Yes, passwordless SSH is generally expected. Many SONiC-mgmt pytest workflows rely on Ansible executing commands non-interactively across DUTs, PTF hosts, fanouts, and localhost. Password prompts cannot be handled during automated fixture initialization.
2. Several fixtures and utilities depend on non-interactive SSH, including duthosts, ptfhost, setup fixtures, topology discovery, command execution helpers, file transfers, log collection, and various Ansible modules invoked throughout test execution.
3. Recommended pre-validation steps before running pytest:
* Verify inventory parsing.
* Confirm ansible all -m ping succeeds.
* Verify SSH connectivity from docker-sonic-mgmt to DUT and PTF.

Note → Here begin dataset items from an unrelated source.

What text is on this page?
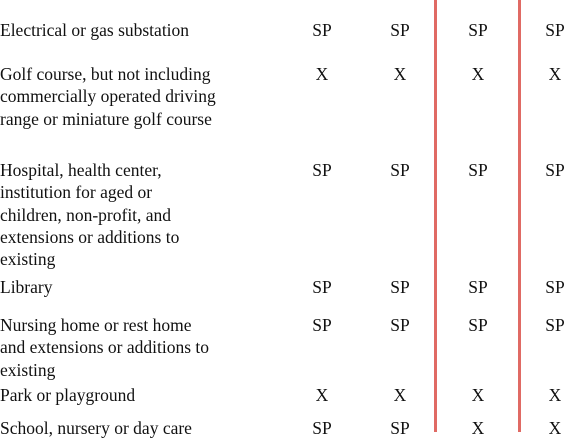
Electrical or gas substation	SP	SP	SP	SP
Golf course, but not including
commercially operated driving
range or miniature golf course
X	X	X	X
Hospital, health center,
institution for aged or
children, non-profit, and
extensions or additions to
existing
SP	SP	SP	SP
Library	SP	SP	SP	SP
Nursing home or rest home
and extensions or additions to
existing
SP	SP	SP	SP
Park or playground	X	X	X	X
School, nursery or day care	SP	SP	X	X
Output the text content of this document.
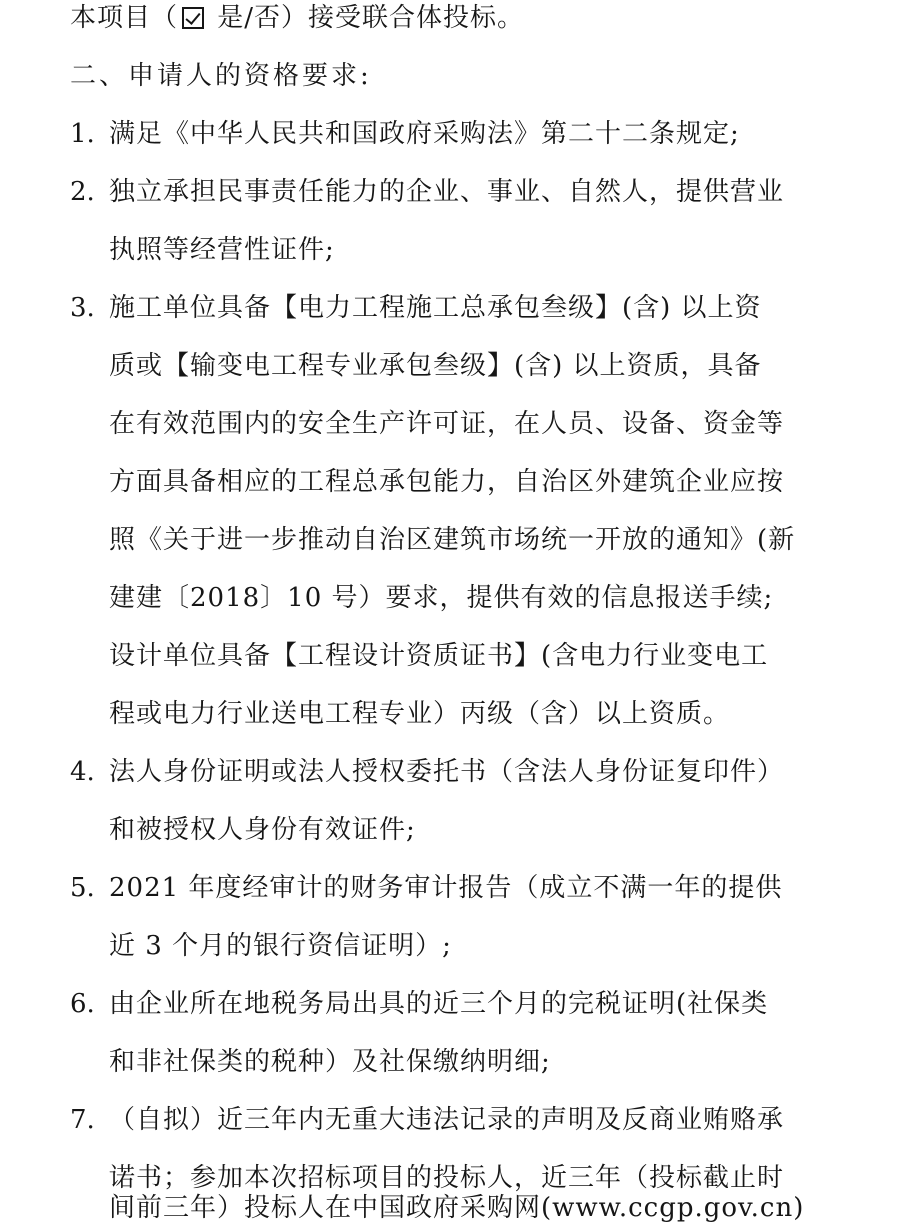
本项目（ 是/否）接受联合体投标。
二、申请人的资格要求:
1. 满足《中华人民共和国政府采购法》第二十二条规定;
2. 独立承担民事责任能力的企业、事业、自然人，提供营业
执照等经营性证件;
3. 施工单位具备【电力工程施工总承包叁级】(含) 以上资
质或【输变电工程专业承包叁级】(含) 以上资质，具备
在有效范围内的安全生产许可证，在人员、设备、资金等
方面具备相应的工程总承包能力，自治区外建筑企业应按
照《关于进一步推动自治区建筑市场统一开放的通知》(新
建建〔2018〕10 号）要求，提供有效的信息报送手续;
设计单位具备【工程设计资质证书】(含电力行业变电工
程或电力行业送电工程专业）丙级（含）以上资质。
4. 法人身份证明或法人授权委托书（含法人身份证复印件）
和被授权人身份有效证件;
5. 2021 年度经审计的财务审计报告（成立不满一年的提供
近 3 个月的银行资信证明）;
6. 由企业所在地税务局出具的近三个月的完税证明(社保类
和非社保类的税种）及社保缴纳明细;
7. （自拟）近三年内无重大违法记录的声明及反商业贿赂承
诺书；参加本次招标项目的投标人，近三年（投标截止时
间前三年）投标人在中国政府采购网(www.ccgp.gov.cn)
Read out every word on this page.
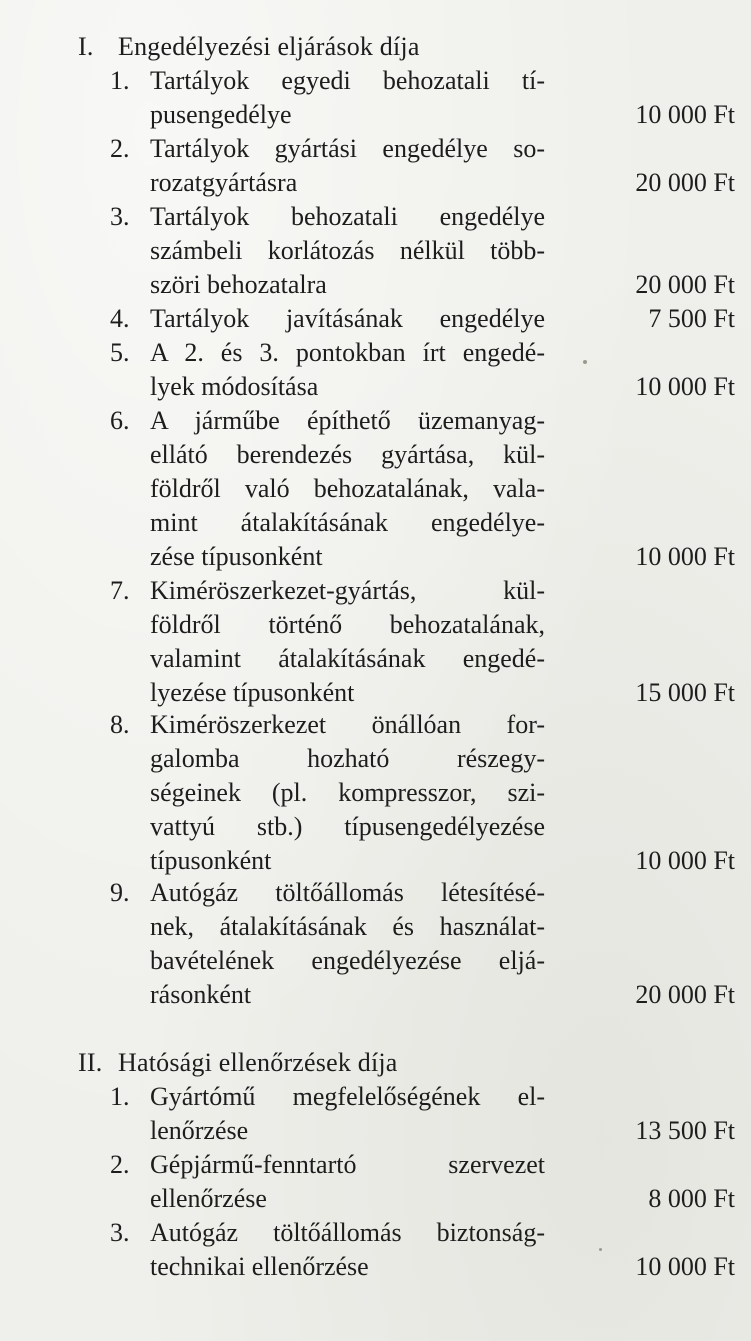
I. Engedélyezési eljárások díja
1. Tartályok egyedi behozatali tí-
pusengedélye	10 000 Ft
2. Tartályok gyártási engedélye so-
rozatgyártásra	20 000 Ft
3. Tartályok behozatali engedélye
számbeli korlátozás nélkül több-
szöri behozatalra	20 000 Ft
4. Tartályok javításának engedélye	7 500 Ft
5. A 2. és 3. pontokban írt engedé-
lyek módosítása	10 000 Ft
6. A járműbe építhető üzemanyag-
ellátó berendezés gyártása, kül-
földről való behozatalának, vala-
mint átalakításának engedélye-
zése típusonként	10 000 Ft
7. Kiméröszerkezet-gyártás, kül-
földről történő behozatalának,
valamint átalakításának engedé-
lyezése típusonként	15 000 Ft
8. Kiméröszerkezet önállóan for-
galomba hozható részegy-
ségeinek (pl. kompresszor, szi-
vattyú stb.) típusengedélyezése
típusonként	10 000 Ft
9. Autógáz töltőállomás létesítésé-
nek, átalakításának és használat-
bavételének engedélyezése eljá-
rásonként	20 000 Ft
II. Hatósági ellenőrzések díja
1. Gyártómű megfelelőségének el-
lenőrzése	13 500 Ft
2. Gépjármű-fenntartó szervezet
ellenőrzése	8 000 Ft
3. Autógáz töltőállomás biztonság-
technikai ellenőrzése	10 000 Ft
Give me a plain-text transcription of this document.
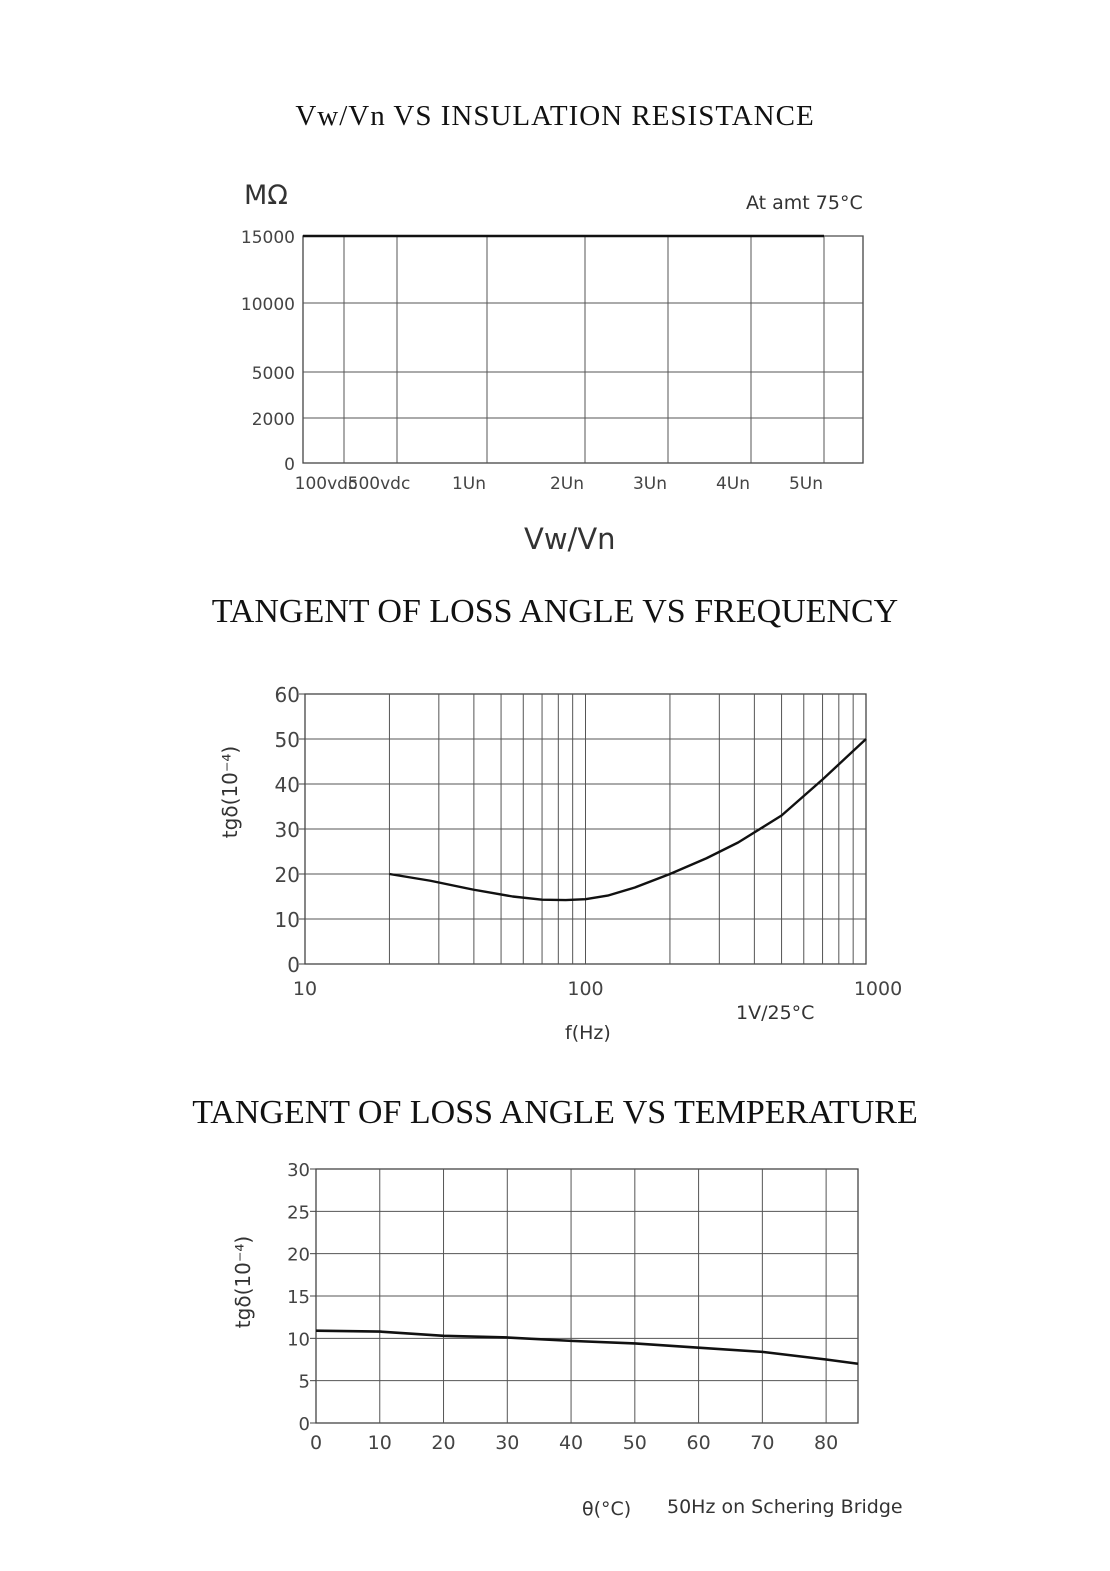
Vw/Vn VS INSULATION RESISTANCE
TANGENT OF LOSS ANGLE VS FREQUENCY
TANGENT OF LOSS ANGLE VS TEMPERATURE
MΩ	At amt 75°C
Vw/Vn
tgδ(10⁻⁴)
f(Hz)
1V/25°C
tgδ(10⁻⁴)
θ(°C) 50Hz on Schering Bridge
0
2000
5000
10000
15000
100vdc
500vdc 1Un	2Un	3Un	4Un 5Un
0
10
20
30
40
50
60
10	100	1000
0 10 20 30 40 50 60 70 80
0
5
10
15
20
25
30
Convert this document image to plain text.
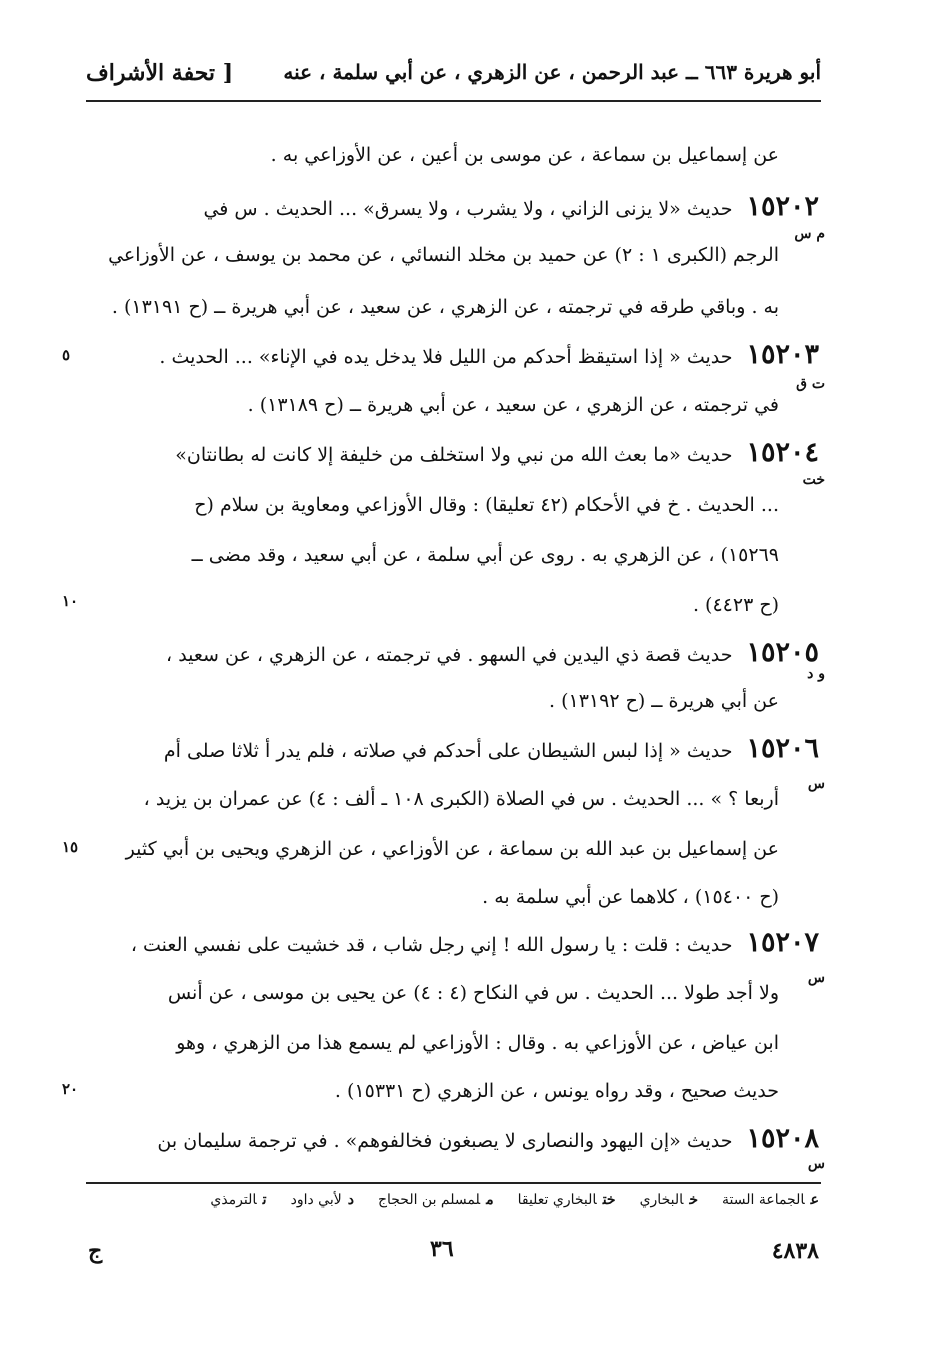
أبو هريرة ٦٦٣ ــ عبد الرحمن ، عن الزهري ، عن أبي سلمة ، عنه
[ تحفة الأشراف
عن إسماعيل بن سماعة ، عن موسى بن أعين ، عن الأوزاعي به .
١٥٢٠٢حديث «لا يزنى الزاني ، ولا يشرب ، ولا يسرق» ... الحديث . س في
م س
الرجم (الكبرى ١ : ٢) عن حميد بن مخلد النسائي ، عن محمد بن يوسف ، عن الأوزاعي
به . وباقي طرقه في ترجمته ، عن الزهري ، عن سعيد ، عن أبي هريرة ــ (ح ١٣١٩١) .
١٥٢٠٣حديث « إذا استيقظ أحدكم من الليل فلا يدخل يده في الإناء» ... الحديث .
٥
ت ق
في ترجمته ، عن الزهري ، عن سعيد ، عن أبي هريرة ــ (ح ١٣١٨٩) .
١٥٢٠٤حديث «ما بعث الله من نبي ولا استخلف من خليفة إلا كانت له بطانتان»
خت
... الحديث . خ في الأحكام (٤٢ تعليقا) : وقال الأوزاعي ومعاوية بن سلام (ح
١٥٢٦٩) ، عن الزهري به . روى عن أبي سلمة ، عن أبي سعيد ، وقد مضى ــ
(ح ٤٤٢٣) .
١٠
١٥٢٠٥حديث قصة ذي اليدين في السهو . في ترجمته ، عن الزهري ، عن سعيد ،
و د
عن أبي هريرة ــ (ح ١٣١٩٢) .
١٥٢٠٦حديث « إذا لبس الشيطان على أحدكم في صلاته ، فلم يدر أ ثلاثا صلى أم
س
أربعا ؟ » ... الحديث . س في الصلاة (الكبرى ١٠٨ ـ ألف : ٤) عن عمران بن يزيد ،
عن إسماعيل بن عبد الله بن سماعة ، عن الأوزاعي ، عن الزهري ويحيى بن أبي كثير
١٥
(ح ١٥٤٠٠) ، كلاهما عن أبي سلمة به .
١٥٢٠٧حديث : قلت : يا رسول الله ! إني رجل شاب ، قد خشيت على نفسي العنت ،
س
ولا أجد طولا ... الحديث . س في النكاح (٤ : ٤) عن يحيى بن موسى ، عن أنس
ابن عياض ، عن الأوزاعي به . وقال : الأوزاعي لم يسمع هذا من الزهري ، وهو
حديث صحيح ، وقد رواه يونس ، عن الزهري (ح ١٥٣٣١) .
٢٠
١٥٢٠٨حديث «إن اليهود والنصارى لا يصبغون فخالفوهم» . في ترجمة سليمان بن
س
عالجماعة الستة
خالبخاري
ختالبخاري تعليقا
ملمسلم بن الحجاج
دلأبي داود
تالترمذي
٤٨٣٨
٣٦
ج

* Validate testbed information using testbed utilities.
* Confirm required SSH keys are present and authorized.
* Ensure Ansible can execute commands without prompts.
4. Passwordless SSH should be validated in all directions required by the testbed. At minimum:
* docker-sonic-mgmt → DUT
* docker-sonic-mgmt → PTF
* Any additional hosts referenced by the topology or fixtures
5. The “Host unreachable” error can be misleading. In some cases, inventory and basic connectivity are correct, but Ansible fails because authentication requires interactive input. From the framework’s perspective, the host becomes unreachable even though manual SSH works.
6. Best practice for new labs: Treat passwordless SSH setup as a prerequisite, not a troubleshooting step. Before running any SONiC pytest suite, verify that all required hosts can be reached via SSH and Ansible without passwords, prompts, or host-key confirmation requests.

Based on your findings, the behavior you observed is consistent with how SONiC-mgmt and Ansible are typically deployed in CI, lab, and production validation environments, where passwordless SSH is effectively a requirement for reliable test execution.